By Ben Dobbin
Associated Press
BENTON, N.Y. — The crash that killed five people in a van carrying Amish farmers in upstate New York took hours to untangle, as rescue crews struggled to free victims from the wreckage lodged under a tractor and to identify victims who typically don’t carry identification.
Six people remained hospitalized Wednesday, a day after the collision between a car passing the slow moving tractor and the van full of 14 people touring rural Finger Lakes farms to study techniques compatible with their religious beliefs.
The 42-year-old driver of the car has been charged with criminally negligent homicide and driving while intoxicated.

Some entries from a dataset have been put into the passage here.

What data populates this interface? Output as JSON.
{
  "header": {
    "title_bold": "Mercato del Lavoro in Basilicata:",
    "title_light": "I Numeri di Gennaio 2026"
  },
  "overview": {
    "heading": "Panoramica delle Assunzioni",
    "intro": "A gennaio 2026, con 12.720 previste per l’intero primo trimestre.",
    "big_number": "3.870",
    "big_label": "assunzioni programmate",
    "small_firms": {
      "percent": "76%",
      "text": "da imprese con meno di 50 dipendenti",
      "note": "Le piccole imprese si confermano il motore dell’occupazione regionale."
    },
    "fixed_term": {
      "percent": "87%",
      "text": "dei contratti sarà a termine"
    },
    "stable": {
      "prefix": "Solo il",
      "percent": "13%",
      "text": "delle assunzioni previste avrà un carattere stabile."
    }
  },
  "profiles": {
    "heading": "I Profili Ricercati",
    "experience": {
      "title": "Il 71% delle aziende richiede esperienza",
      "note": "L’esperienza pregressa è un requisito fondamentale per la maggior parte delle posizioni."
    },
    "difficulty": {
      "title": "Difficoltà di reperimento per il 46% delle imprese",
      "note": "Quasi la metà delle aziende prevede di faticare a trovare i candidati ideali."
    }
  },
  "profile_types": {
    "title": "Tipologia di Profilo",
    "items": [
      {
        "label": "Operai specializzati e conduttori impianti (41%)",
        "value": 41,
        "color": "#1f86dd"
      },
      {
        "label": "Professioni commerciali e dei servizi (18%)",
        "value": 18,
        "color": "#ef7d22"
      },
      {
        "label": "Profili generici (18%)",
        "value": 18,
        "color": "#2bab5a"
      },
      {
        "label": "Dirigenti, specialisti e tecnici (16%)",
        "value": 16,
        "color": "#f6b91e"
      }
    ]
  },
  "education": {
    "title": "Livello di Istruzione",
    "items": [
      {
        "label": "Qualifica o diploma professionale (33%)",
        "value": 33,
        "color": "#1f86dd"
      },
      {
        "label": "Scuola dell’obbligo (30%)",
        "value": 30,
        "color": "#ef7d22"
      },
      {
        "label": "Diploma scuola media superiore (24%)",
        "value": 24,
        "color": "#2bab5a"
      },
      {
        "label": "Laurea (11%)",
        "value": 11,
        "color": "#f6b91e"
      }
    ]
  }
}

“It’s just a horrific tragedy,” Yates County Sheriff Ronald Spike said, adding that it strained the emergency medical services and fire departments.
“There was a lot of hard work at the scene,” he said.
It took a long time to free the victims because “the van ended up entangled and underneath the large tractor with the spray equipment on it,” Spike said.
The task of identifying the dead and injured was difficult because many Amish do not carry identification, Spike said. One of the survivors was able to give them some information at the scene and a group of Amish residents from the Jasper-Woodhull area helped identify a female victim at a hospital. Spike said the victims in the Tuesday afternoon crash were all from Steuben County.
The tractor was carrying a large spraying implement. At least four people were stuck in the wreckage before they were removed by emergency responders who used power cutting tools to free them. Four hours after the crash, responders were still removing pieces of the van from under the tractor and loading it on a flatbed truck.
“It’s probably one of the worst accidents we’ve had in this county that I can remember,” Spike said.
Steven Eldridge of Penn Yan was arraigned after the crash Tuesday on five counts of criminally negligent homicide, driving while intoxicated, reckless driving, unsafe passing, speed not reasonable and prudent, and failure to keep right after passing. Eldridge was held on $250,000 cash bail or $125,000 bond. His next court date is Friday.
Five people in the van carrying the 13 farmers and their driver were on a tour organized through Cornell University were pronounced dead at the scene. Of the nine people taken to area hospitals, the six still hospitalized Wednesday morning were in either satisfactory or guarded condition.
“In passing, (the car) glanced off the van and went off the highway and the van ended up going underneath the farm tractor,” Spike said. The car tried to go around the tractor in a no-passing zone near where the 55-mph stretch of two-lane blacktop curves and signs recommend reducing speed to 45 mph.
The crash happened 43 miles southeast of Rochester and about 30 miles northeast of the spot in Steuben County where a tour bus crashed Sunday on Interstate 390, killing two people and injuring 35. It’s a mostly agricultural swath of land, and the road where Tuesday’s accident happened carves its way between large soybean fields.
A dispatcher said four helicopters, several fire departments and about a dozen ambulances services were called to the scene.
The Sheriff’s Office identified the victims late Tuesday as Melvin Hershberger, 42; Sarah Miller, 47; Melvin Hostetler, 40; Anna Mary Byler, 60; and Elizabeth Mast, 46.
New York has seen a boomlet in new Amish colonies recently, driven by affordable rural farmland and proximity to traditional population centers. A study by researchers at Elizabethtown College in Pennsylvania found the Amish have established 10 new settlements in New York since the start of 2010. Total population has grown by more than a third in the past two years, to 13,000.